Ms Eckersley said the movement has been so extreme that she can only keep her back door closed by locking it.

This house in Sydney’s inner-west was built in 1891, and its current owner has never seen it cracking this badly before. Photo: Sandra Eckersley

Meanwhile, further north in Epping, cracks at Sandra Williams’ 1922 home appeared just a few weeks ago.

“The first major crack I noticed was in the brickwork out the front of the house,” she told ABC News.

“It’s about two metres long and about the width of the mortar, it goes around a corner of the house and up the window frame.

“I noticed it a few days before Christmas, the day after that really hot 40-degree day.”

A jagged crack winds its way along the external brickwork of this hundred-year-old house in north-west Sydney, January 2020. Photo: Sandra Williams

Archicentre Australia managing director Peter Giorgiou said building regulations need to adapt to the warming environment.

“We can’t rely on that seasonal benefit anymore. We’ve got to be a lot more proactive in the way we understand how to manage our buildings in a newly defined era,” he said.

“To that end, the standards we’ve set in the past need to change as well.”

What should you do if your house is cracking?

The ancient Japanese art of Kintsugi, where broken pottery is stuck back together with gold, celebrates the beauty of the cracks.

That is the attitude some experts say homeowners should take about the cracks in their walls.

“If buildings are in areas that are susceptible to shrink and swell, those cracks are non-structural and shouldn’t affect the structural integrity of the building,” said Professor Khalili.

“The usual approach is not to correct them, not to fill them in and patch them because next year again they will reappear in a worse condition.

“They are living buildings — during summer they open, during winter they close.”

The building or engineers department of your local council may be able to provide information about the type of soil your house is built on, or you can check to see if it has a geotechnical investigation of your property done as part of a development permit submission.

Even in areas with reactive soils prone to expansion and contraction, Professor Fityus said there are ways to mitigate against cracking.

“You can build bigger foundations under the house at the start, but that’s expensive,” he said.

However, in an established house, once you have got cracking, it is very hard to stop it.

“You can try to stop the soil from moving, and you can only do that from stopping it getting wet and dry,” Professor Fityus said.

One option is to cut down all the trees on your property.

“But cutting them down can be problematic, because if the tree is established it already has a moisture regime happening and if you cut it down suddenly you’ve got more moisture in the soil than you did before,” he added.

Another option is to put paving all around the house.

Hallway cracks in a federation house in Sydney’s inner-west, probably caused by dry soil. Photo: ABC News

“So, if you put a one-metre wide concrete slab around your house and you seal it up against the walls, you move the wet to dry boundary away from right under your walls,” explained Professor Fityus.

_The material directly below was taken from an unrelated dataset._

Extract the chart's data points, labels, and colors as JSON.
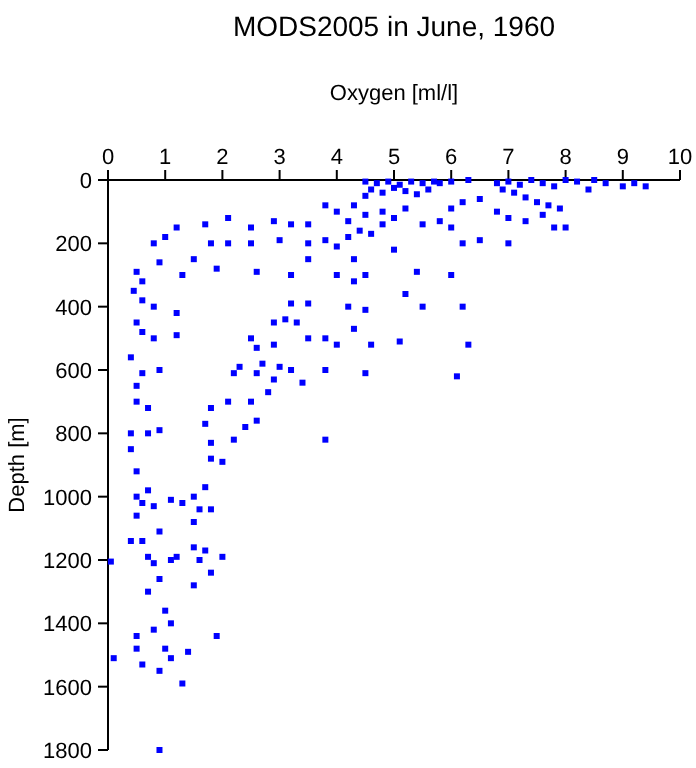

“The soil under the path has the same moisture content as the soil under the house and nothing moves right under your walls.”

He said watering lawns is a tricky solution.

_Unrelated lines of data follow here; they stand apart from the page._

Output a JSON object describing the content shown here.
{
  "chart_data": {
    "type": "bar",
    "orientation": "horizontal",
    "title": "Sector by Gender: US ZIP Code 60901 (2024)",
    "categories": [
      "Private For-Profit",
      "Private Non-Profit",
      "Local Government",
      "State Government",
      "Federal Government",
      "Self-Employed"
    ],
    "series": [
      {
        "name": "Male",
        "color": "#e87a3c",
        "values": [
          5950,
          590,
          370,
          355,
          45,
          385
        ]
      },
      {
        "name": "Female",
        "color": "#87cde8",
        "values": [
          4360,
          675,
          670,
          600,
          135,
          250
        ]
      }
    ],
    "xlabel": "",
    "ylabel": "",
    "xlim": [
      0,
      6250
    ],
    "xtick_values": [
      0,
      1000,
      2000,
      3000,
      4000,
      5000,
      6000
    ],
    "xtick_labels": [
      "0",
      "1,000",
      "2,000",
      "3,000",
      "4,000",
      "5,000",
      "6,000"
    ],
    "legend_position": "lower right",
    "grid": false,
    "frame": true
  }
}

“Some people water their lawns to excess and, if you do that, you’re likely to put more water around your house than under it, which will also cause things to move.”

In short, there are no easy fixes and the advice from Professor Fityus is to call in a professional if you are concerned.

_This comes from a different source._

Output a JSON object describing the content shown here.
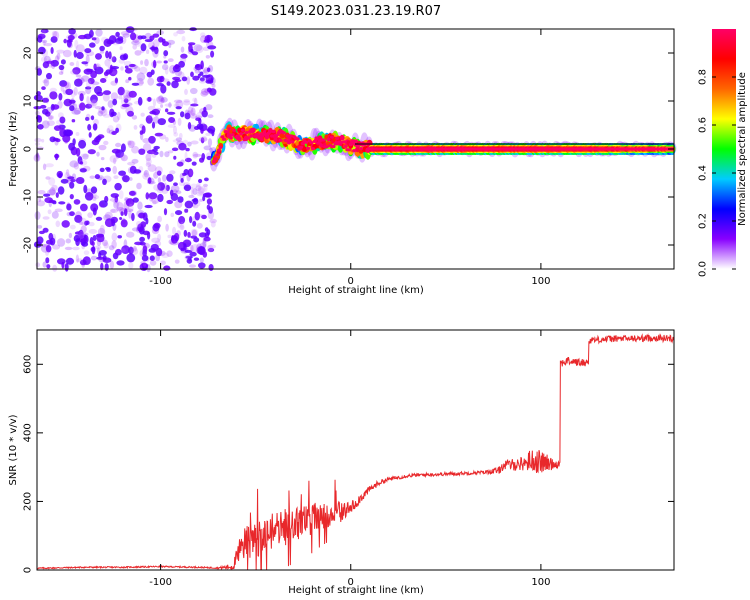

“Almost every situation needs to be looked at by someone who knows what’s going on to offer specific advice,” he said.

But all three experts warned of being careful who to get advice from, with some operators biased in favour of using their own product or ‘cure’.

They all agree an independent assessment from a structural engineer or building consultant is a good first step before spending thousands of dollars on any remediation work.